One of the reasons we created this blog was to make sure that Americans who were planning a permanent move to France could find details that didn’t appear to be readily available five years ago when we started the investigative process. There seemed to have been ample information for our English-speaking cousins, the British, but some of that didn’t apply because they were part of the European Union so it resembled in some ways moving from one US state to another. Because of Brexit, the dealings with the government that have always been a requirement for us including visas, residence cards, applying for national health insurance, and getting a French driver’s license are now equally important to Her Majesty’s subjects. Today’s health topic, that unexpectedly follows the medical discussion from our most recent blog post could be of use to anyone wondering about our experience with urgent medical care.
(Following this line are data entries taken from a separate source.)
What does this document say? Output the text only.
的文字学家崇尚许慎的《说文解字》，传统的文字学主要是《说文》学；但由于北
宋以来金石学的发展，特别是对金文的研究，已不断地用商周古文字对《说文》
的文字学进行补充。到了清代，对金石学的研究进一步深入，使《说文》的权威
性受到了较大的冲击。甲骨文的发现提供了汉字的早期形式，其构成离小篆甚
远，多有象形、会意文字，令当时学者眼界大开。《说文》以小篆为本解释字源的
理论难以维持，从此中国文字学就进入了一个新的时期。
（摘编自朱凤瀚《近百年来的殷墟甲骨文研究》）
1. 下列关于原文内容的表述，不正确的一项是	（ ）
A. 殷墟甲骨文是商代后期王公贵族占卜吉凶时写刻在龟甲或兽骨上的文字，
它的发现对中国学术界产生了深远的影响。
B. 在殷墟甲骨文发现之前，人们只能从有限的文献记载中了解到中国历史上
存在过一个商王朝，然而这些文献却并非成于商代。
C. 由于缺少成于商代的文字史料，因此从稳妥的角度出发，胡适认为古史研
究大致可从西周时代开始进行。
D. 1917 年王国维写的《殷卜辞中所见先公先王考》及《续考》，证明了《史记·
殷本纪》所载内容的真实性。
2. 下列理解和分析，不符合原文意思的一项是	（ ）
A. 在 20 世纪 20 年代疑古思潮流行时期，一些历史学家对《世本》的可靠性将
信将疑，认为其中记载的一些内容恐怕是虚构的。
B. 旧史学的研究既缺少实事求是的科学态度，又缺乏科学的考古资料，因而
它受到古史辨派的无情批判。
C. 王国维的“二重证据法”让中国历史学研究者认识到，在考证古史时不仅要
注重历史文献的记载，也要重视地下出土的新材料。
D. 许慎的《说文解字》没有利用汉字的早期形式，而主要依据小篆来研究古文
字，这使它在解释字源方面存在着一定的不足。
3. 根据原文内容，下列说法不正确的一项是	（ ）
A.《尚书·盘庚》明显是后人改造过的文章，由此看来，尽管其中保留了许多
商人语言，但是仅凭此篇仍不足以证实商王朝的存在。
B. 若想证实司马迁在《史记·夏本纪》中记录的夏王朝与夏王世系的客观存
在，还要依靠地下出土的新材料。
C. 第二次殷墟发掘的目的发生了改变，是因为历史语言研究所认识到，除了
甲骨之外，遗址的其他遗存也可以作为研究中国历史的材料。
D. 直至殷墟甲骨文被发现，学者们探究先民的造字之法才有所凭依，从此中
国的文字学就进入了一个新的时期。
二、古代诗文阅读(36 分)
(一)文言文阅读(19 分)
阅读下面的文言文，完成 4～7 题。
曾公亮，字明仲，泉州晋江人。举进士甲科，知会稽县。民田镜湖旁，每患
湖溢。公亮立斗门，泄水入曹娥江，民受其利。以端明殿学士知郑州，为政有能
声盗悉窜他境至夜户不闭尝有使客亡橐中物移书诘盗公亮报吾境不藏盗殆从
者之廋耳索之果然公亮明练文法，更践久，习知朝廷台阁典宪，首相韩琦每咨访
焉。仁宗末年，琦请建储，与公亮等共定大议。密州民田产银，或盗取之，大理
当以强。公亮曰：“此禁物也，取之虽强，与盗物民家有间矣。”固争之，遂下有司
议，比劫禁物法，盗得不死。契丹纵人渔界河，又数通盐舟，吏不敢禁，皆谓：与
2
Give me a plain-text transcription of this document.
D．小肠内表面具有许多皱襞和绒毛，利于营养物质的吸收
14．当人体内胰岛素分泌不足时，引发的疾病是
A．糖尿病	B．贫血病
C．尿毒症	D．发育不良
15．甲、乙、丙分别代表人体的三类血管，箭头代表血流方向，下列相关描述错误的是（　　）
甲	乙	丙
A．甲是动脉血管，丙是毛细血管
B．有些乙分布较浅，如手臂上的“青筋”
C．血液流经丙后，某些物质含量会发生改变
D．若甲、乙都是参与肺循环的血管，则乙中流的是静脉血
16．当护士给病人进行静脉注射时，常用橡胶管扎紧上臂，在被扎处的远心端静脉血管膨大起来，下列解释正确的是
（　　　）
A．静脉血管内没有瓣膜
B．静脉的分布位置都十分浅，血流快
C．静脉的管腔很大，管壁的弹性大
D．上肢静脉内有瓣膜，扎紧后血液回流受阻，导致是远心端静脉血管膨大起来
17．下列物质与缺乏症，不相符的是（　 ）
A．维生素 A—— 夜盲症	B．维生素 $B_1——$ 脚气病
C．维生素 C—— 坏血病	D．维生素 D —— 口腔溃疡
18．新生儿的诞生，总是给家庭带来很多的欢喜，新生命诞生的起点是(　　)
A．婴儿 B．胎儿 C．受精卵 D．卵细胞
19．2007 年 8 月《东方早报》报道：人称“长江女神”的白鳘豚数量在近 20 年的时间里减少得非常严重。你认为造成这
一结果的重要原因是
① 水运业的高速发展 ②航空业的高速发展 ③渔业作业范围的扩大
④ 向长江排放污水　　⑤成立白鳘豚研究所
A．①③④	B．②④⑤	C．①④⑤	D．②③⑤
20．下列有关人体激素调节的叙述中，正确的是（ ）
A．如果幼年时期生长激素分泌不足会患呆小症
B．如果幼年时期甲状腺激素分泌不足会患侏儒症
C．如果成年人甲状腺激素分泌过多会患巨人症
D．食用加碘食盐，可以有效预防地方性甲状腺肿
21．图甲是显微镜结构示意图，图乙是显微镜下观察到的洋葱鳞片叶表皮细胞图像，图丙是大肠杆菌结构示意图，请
We have an old hand-hewn wooden bench that in addition to rough charm has some equally rough splinters, one of which ended up jammed under one of my fingernails. Even handy Bill couldn’t retrieve the ½ inch (1.25 cm) intruder that was more of a nuisance than an urgence so we made an appointment to see our family doctor. With the warning of “tell me if this hurts” he too tried in vain and soon said that I would have to go to the hospital. That was not what I wanted to hear, especially in light of the coronavirus situation, but he said that I had no other option. Just walk in and wait your turn; no appointments possible.
Since we now had the choice of when to take care of the problem, I looked at the hospital on Google maps to see that it started getting busy daily at 9:00 AM so we walked over there on a Tuesday morning at 8:45. At the reception desk I was asked for my Carte Vitale (national health insurance ID card) and with that I handed in something else that we’ve found to be invaluable: a calling card. It lists our names, address, phone number and email addresses. With that there is no concern about misspellings or misunderstandings due to accents or language challenges.
Once that information was entered, Bill was directed to the family waiting room while I was sent through locked doors to a different area where I was delighted to find only one other patient. Yes, being able to choose what I hoped would not be a busy time paid off. Five minutes later I was escorted to an exam room where the nurse first doused my finger with a clear liquid to see if an infection had set in and then took a drop of blood to determine if my tetanus vaccination was still valid. Lastly she sprayed my finger with Lidocaine and left me there to wait for its numbing properties to take effect.
About 20 minutes later the doctor came in, assessed the situation, and said that he would first attempt to remove the splinter with hemostat forceps. The only word he said in English was “pain” but luckily before I had time to think about that, the sprinter was out. He then escorted me out to the reception desk where he handed me a printed recap of the services carried out and sent me out the door.
And what was our out-of-pocket expense for all of this? 15 euros. The cost to visit the emergency room was 25€ while the services of the doctor and nurse were 48€ for a total of 73€. Universal health care that ensures that every resident in France is covered by health insurance paid for all but 15€. We are indeed grateful to be living here.